Review Summary: Great new direction for a fledgling band.
Diablo Swing Orchestra have officially joined the ranks of weirdos such as Sleepytime Gorilla Museum, Fantomas, Arcturus, Stolen Babies, and Mr. Bungle. With this album, they have thrown out all the blatant presences of repetition and straightforwardness demonstrated in Butcher's Ballroom. Yes, it's still a rhythmically simple band with a myriad of influences ranging from the styles mentioned in their namesake to techno to middle eastern music to tango, but SASFDD show the band recoiling a lot from the accusations that their music was not 'avante garde' and jumping rather eagerly on the bandwagon of strangeness. For one, the musical structures are quite hard to read and not as 'hooky' as their previous release. Some token 'joke songs' like Siberian Love Affairs, Bedlam Sticks and Memoirs of a Roadkill are thrown in as deliciously bizzare interludes between the 'real' songs, which are much lengthier and unorthodox in composition.

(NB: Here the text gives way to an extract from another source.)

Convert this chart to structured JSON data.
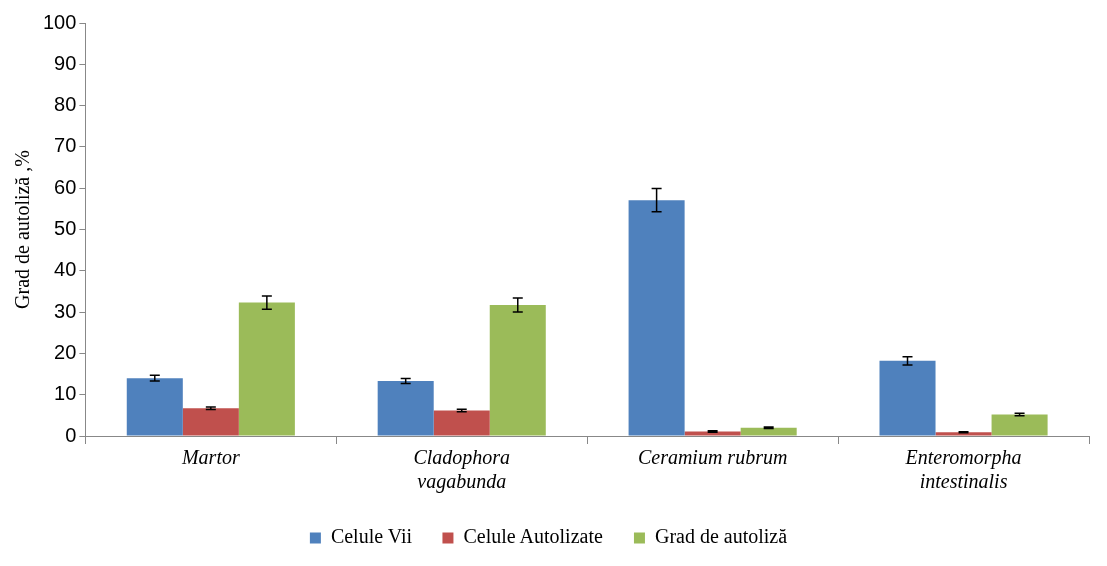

Concerning the production, it's crystal clear as always. All the instruments(except the guitar) are polished to stand out in the mid-forefront without detracting from the vocals. The guitars are where they belong, since all they 'really' do is play three to five note rhythms in a rather fitting 'Meshuggah' tone, creating an aggressive growl in the background just to remind us all that this is metal. The 'extra' instruments, by some miraculous feat of engineering, are also perfectly balanced when called upon. They never seem too intrusive or too obscure. All in all, there's really nothing much I can say about this other than it's quite tasteful.
The instrumentation is also top notch. The guitarists never hog any attention with their electric parts. They have a little bit of a nice lead in Ricella Dell'anima, but other than that, they are simply content to sit in the background and add 'heaviness.' It would be nicer in the future if the band allowed them to actually 'do' something with their electric guitars rather than allowing them to shine only on acoustic parts and the odd song or two. The drummer is also similar in that he NEVER shows off and simply keeps a tasteful bouncy beat. Where the band shines is their use of unorthodox instruments. The violin(s?), and trumpets are played to great effect and possess some beautiful melodies when popping up. The real star here however, is Annelouice Wolgers and Daniel Hakansson, also the guitarist. Unlike Nightwish, Epica, and a gaggle of other faux operatic bands, Annelouice is the real deal. She possesses a genuine TRAINED operatic voice that can soar to the fabled glass shattering heights in some of the songs. She's a little more restrained on this album, lending about fifty percent of the vocal work to Daniel, who possesses a rather peculiar talent for switching between a boy band quasi falsetto croon into a completely unprecedented opera basso voice which I assume he has just recently acquired, since it was completely absent on the last album. The contrasting 'bearded male' rumble and 'opera diva' wailing work perfectly together, punctuated by the occasional monotone harping by Annelouice and some comical rhythmic narratations courtesy of Daniel's basso alterego. If anything, you should buy the album just for the vocals, since this is one of the best you're ever going to find in 'clean vocal metal.'
The composition is where things really get interesting. Like I said before, they probably got wind of criticisms of not being part of their respective scene, so they decided to take a little bit of strangeness Sleepytime Gorilla Museum and a little bit of cartoonish sensibility and unorthodox compositions from Arcturus and Mr. Bungle to add to their own established sound. The result is absolutely astounding. They sound like a natural evolution of themselves rather than a band trying too hard to grasp at being 'avant garde' (cough cough Mayhem's Grand Declaration of War cough cough) I was a little scared they would try to grow the inkling if mainstream hookiness in Butcher's Ballroom, but it turns out that my fears were completely unfounded. If their next release could manage to spiral just as gracefully into dementia without losing the DSO essence, they honestly could be the next contender for Mr.Bungle's dusty and abandoned throne.
In closing, this is a highly recommended piece of avante garde goodness.It is bizzare, beautiful, playful, and utterly insane, something Diablo Swing Orchestra have learned and perfected better than Fantomas' cartoonish spaz-outs could ever could.